Presuming the illness qualifies as serious, what happens if an employer is unsure whether an employee contracted COVID-19 at work? Title 8, California Code of Regulation (“CCR”) section 14300.5 mandates if an employer is unsure whether the employee contracted COVID-19 in the workplace, the employer must evaluate the employee’s work duties and environment to decide whether or not industrial events or exposures caused this illness. In other words, the employer must conduct a reasonable investigation to determine if the employer’s duties or environment exposed the employee to COVID-19. In low-risk industries, this will likely be extremely difficult to prove.

There are relevant exemptions to what constitutes a work-related injury. Regulation section 14300.5 specifies exemptions to include if an employee’s symptoms surfaced at work but results from a non-work-related event. Notably, this section also exempts the common cold or flu from constituting a work-related injury. However, the regulation delineates that contagious diseases such as tuberculosis, brucellosis, hepatitis A, or the plague do not fall within this exemption. By comparison, COVID-19 appears more analogous to a contagious disease based on the potential for severity of illness and current epidemic. Simply put, unlike the common cold and flu, COVID-19 is not likely to qualify as an exempted work-related illness.

In circumstances where an employer is required to report COVID-19 to Cal-OSHA, the employer could be fined if the illness resulted from a workplace hazard. Title 8, CCR section 334 provides if there is a “realistic possibility” of death or serious physical harm resulting from a workplace actual hazard, there is a rebuttable presumption of a serious violation. This Regulation defines an actual hazard to include an unsafe or unhealthful work environment resulting from the employer’s practices, means, and processes adopted. If Cal-OSHA determines the illness as caused by an employer’s failure to take reasonable steps to create a safe work environment in light of COVID-19, Cal-OSHA could issue a serious violation or accident-related serious citation.

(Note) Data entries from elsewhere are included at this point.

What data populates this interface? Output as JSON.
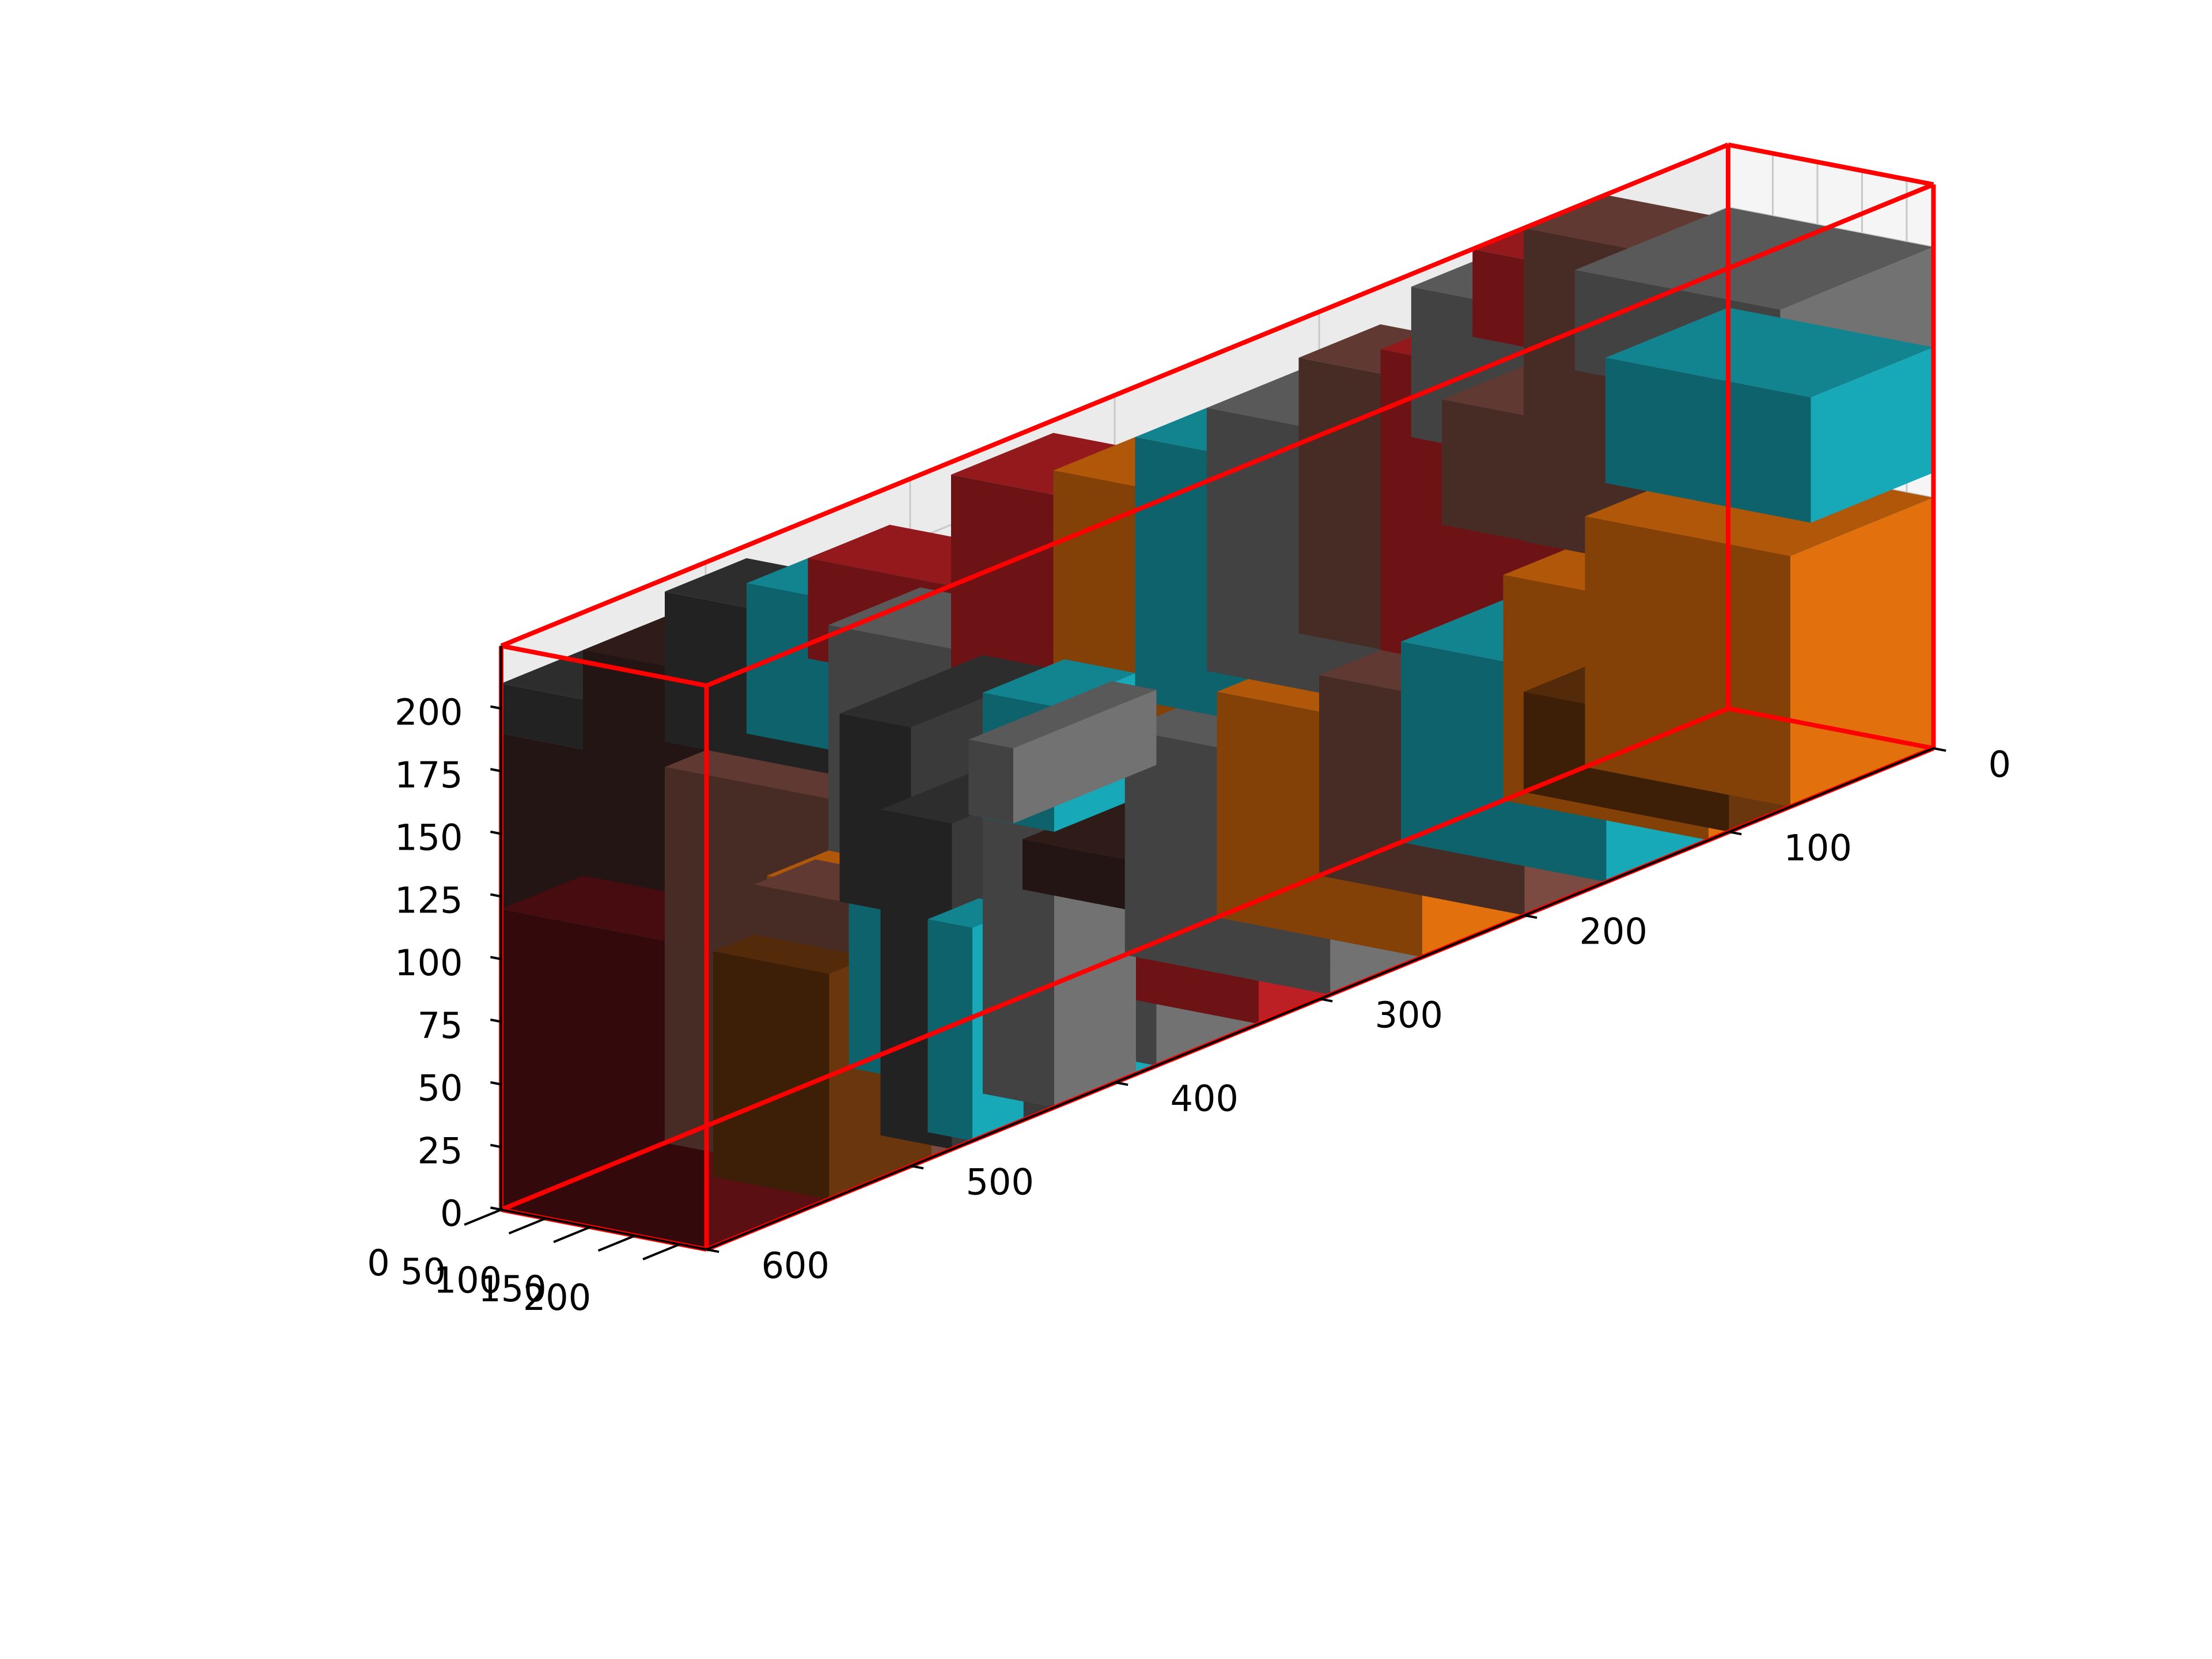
{
  "chart_data": {
    "type": "3d-box-packing",
    "title": "",
    "xlabel": "",
    "ylabel": "",
    "zlabel": "",
    "x_axis": {
      "range": [
        0,
        230
      ],
      "ticks": [
        0,
        50,
        100,
        150,
        200
      ],
      "tick_labels": [
        "0",
        "50",
        "100",
        "150",
        "200"
      ]
    },
    "y_axis": {
      "range": [
        0,
        600
      ],
      "ticks": [
        0,
        100,
        200,
        300,
        400,
        500,
        600
      ],
      "tick_labels": [
        "0",
        "100",
        "200",
        "300",
        "400",
        "500",
        "600"
      ]
    },
    "z_axis": {
      "range": [
        0,
        225
      ],
      "ticks": [
        0,
        25,
        50,
        75,
        100,
        125,
        150,
        175,
        200
      ],
      "tick_labels": [
        "0",
        "25",
        "50",
        "75",
        "100",
        "125",
        "150",
        "175",
        "200"
      ]
    },
    "grid": true,
    "container": {
      "x": [
        0,
        230
      ],
      "y": [
        0,
        600
      ],
      "z": [
        0,
        225
      ],
      "edge_color": "#ff0000"
    },
    "palette": {
      "cyan": "#17a9b8",
      "orange": "#e2700c",
      "red": "#bd2024",
      "gray": "#727272",
      "brown": "#7b4a40",
      "dark_gray": "#3a3a3a",
      "dark_brown": "#3c2420",
      "maroon": "#5a1013",
      "amber": "#6a360d"
    },
    "boxes": [
      {
        "x": [
          0,
          230
        ],
        "y": [
          0,
          60
        ],
        "z": [
          110,
          160
        ],
        "color": "cyan"
      },
      {
        "x": [
          0,
          230
        ],
        "y": [
          0,
          70
        ],
        "z": [
          0,
          100
        ],
        "color": "orange"
      },
      {
        "x": [
          0,
          230
        ],
        "y": [
          0,
          75
        ],
        "z": [
          160,
          200
        ],
        "color": "gray"
      },
      {
        "x": [
          0,
          230
        ],
        "y": [
          60,
          100
        ],
        "z": [
          100,
          225
        ],
        "color": "brown"
      },
      {
        "x": [
          0,
          230
        ],
        "y": [
          75,
          110
        ],
        "z": [
          0,
          90
        ],
        "color": "orange"
      },
      {
        "x": [
          0,
          230
        ],
        "y": [
          75,
          125
        ],
        "z": [
          190,
          225
        ],
        "color": "red"
      },
      {
        "x": [
          0,
          230
        ],
        "y": [
          100,
          140
        ],
        "z": [
          120,
          170
        ],
        "color": "brown"
      },
      {
        "x": [
          0,
          230
        ],
        "y": [
          110,
          160
        ],
        "z": [
          0,
          80
        ],
        "color": "cyan"
      },
      {
        "x": [
          0,
          230
        ],
        "y": [
          125,
          155
        ],
        "z": [
          160,
          220
        ],
        "color": "gray"
      },
      {
        "x": [
          0,
          230
        ],
        "y": [
          140,
          170
        ],
        "z": [
          80,
          200
        ],
        "color": "red"
      },
      {
        "x": [
          0,
          230
        ],
        "y": [
          160,
          200
        ],
        "z": [
          0,
          80
        ],
        "color": "brown"
      },
      {
        "x": [
          0,
          230
        ],
        "y": [
          170,
          210
        ],
        "z": [
          100,
          210
        ],
        "color": "brown"
      },
      {
        "x": [
          0,
          230
        ],
        "y": [
          200,
          250
        ],
        "z": [
          0,
          90
        ],
        "color": "orange"
      },
      {
        "x": [
          0,
          230
        ],
        "y": [
          210,
          255
        ],
        "z": [
          100,
          205
        ],
        "color": "gray"
      },
      {
        "x": [
          0,
          230
        ],
        "y": [
          250,
          295
        ],
        "z": [
          0,
          90
        ],
        "color": "gray"
      },
      {
        "x": [
          0,
          230
        ],
        "y": [
          255,
          290
        ],
        "z": [
          100,
          205
        ],
        "color": "cyan"
      },
      {
        "x": [
          0,
          230
        ],
        "y": [
          290,
          330
        ],
        "z": [
          100,
          205
        ],
        "color": "orange"
      },
      {
        "x": [
          0,
          230
        ],
        "y": [
          295,
          330
        ],
        "z": [
          0,
          85
        ],
        "color": "red"
      },
      {
        "x": [
          0,
          230
        ],
        "y": [
          330,
          380
        ],
        "z": [
          0,
          80
        ],
        "color": "gray"
      },
      {
        "x": [
          0,
          230
        ],
        "y": [
          330,
          380
        ],
        "z": [
          90,
          220
        ],
        "color": "red"
      },
      {
        "x": [
          0,
          230
        ],
        "y": [
          380,
          430
        ],
        "z": [
          0,
          100
        ],
        "color": "cyan"
      },
      {
        "x": [
          0,
          230
        ],
        "y": [
          430,
          470
        ],
        "z": [
          20,
          90
        ],
        "color": "orange"
      },
      {
        "x": [
          0,
          230
        ],
        "y": [
          470,
          520
        ],
        "z": [
          0,
          150
        ],
        "color": "brown"
      },
      {
        "x": [
          0,
          230
        ],
        "y": [
          520,
          560
        ],
        "z": [
          120,
          210
        ],
        "color": "dark_brown"
      },
      {
        "x": [
          0,
          230
        ],
        "y": [
          540,
          600
        ],
        "z": [
          0,
          120
        ],
        "color": "maroon"
      },
      {
        "x": [
          0,
          230
        ],
        "y": [
          560,
          600
        ],
        "z": [
          120,
          190
        ],
        "color": "dark_brown"
      },
      {
        "x": [
          0,
          230
        ],
        "y": [
          530,
          600
        ],
        "z": [
          190,
          210
        ],
        "color": "dark_gray"
      },
      {
        "x": [
          0,
          230
        ],
        "y": [
          480,
          520
        ],
        "z": [
          160,
          220
        ],
        "color": "dark_gray"
      },
      {
        "x": [
          0,
          230
        ],
        "y": [
          440,
          480
        ],
        "z": [
          150,
          210
        ],
        "color": "cyan"
      },
      {
        "x": [
          0,
          230
        ],
        "y": [
          395,
          440
        ],
        "z": [
          100,
          180
        ],
        "color": "gray"
      },
      {
        "x": [
          0,
          230
        ],
        "y": [
          400,
          440
        ],
        "z": [
          90,
          150
        ],
        "color": "gray"
      },
      {
        "x": [
          0,
          230
        ],
        "y": [
          410,
          450
        ],
        "z": [
          170,
          210
        ],
        "color": "red"
      },
      {
        "x": [
          0,
          230
        ],
        "y": [
          60,
          100
        ],
        "z": [
          0,
          40
        ],
        "color": "amber"
      },
      {
        "x": [
          150,
          230
        ],
        "y": [
          430,
          480
        ],
        "z": [
          0,
          130
        ],
        "color": "dark_gray"
      },
      {
        "x": [
          150,
          230
        ],
        "y": [
          390,
          430
        ],
        "z": [
          0,
          110
        ],
        "color": "gray"
      },
      {
        "x": [
          150,
          230
        ],
        "y": [
          430,
          500
        ],
        "z": [
          100,
          175
        ],
        "color": "dark_gray"
      },
      {
        "x": [
          150,
          230
        ],
        "y": [
          390,
          430
        ],
        "z": [
          110,
          160
        ],
        "color": "cyan"
      },
      {
        "x": [
          180,
          230
        ],
        "y": [
          380,
          450
        ],
        "z": [
          120,
          150
        ],
        "color": "gray"
      },
      {
        "x": [
          180,
          230
        ],
        "y": [
          445,
          470
        ],
        "z": [
          0,
          85
        ],
        "color": "cyan"
      },
      {
        "x": [
          100,
          230
        ],
        "y": [
          490,
          540
        ],
        "z": [
          0,
          90
        ],
        "color": "amber"
      },
      {
        "x": [
          100,
          230
        ],
        "y": [
          490,
          520
        ],
        "z": [
          90,
          110
        ],
        "color": "brown"
      },
      {
        "x": [
          80,
          230
        ],
        "y": [
          320,
          380
        ],
        "z": [
          60,
          80
        ],
        "color": "dark_brown"
      }
    ]
  }
}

An employer can rebut this presumption by demonstrating it did not know or could not have reasonably known the presence of the violation. For example, if an employee can establish she contracted COVID-19 from a co-worker and the employer took reasonable safety precautions, no serious violation will issue. Employers should refer to OSHA’s Guidance on Preparing Workplaces for COVID-19 for recommended steps an employer can take to create a safe work environment as a way to insulate itself from serious safety violations.

In short, low-risk employers may not have to report to Cal-OSHA instances of COVID-19 contractions by employees. COVID-19 would have to cause an employee to suffer serious symptoms resulting in hospitalization or death but even then, there will be difficulty in establishing a causal relationship between the employee’s work duties and contraction of COVID-19.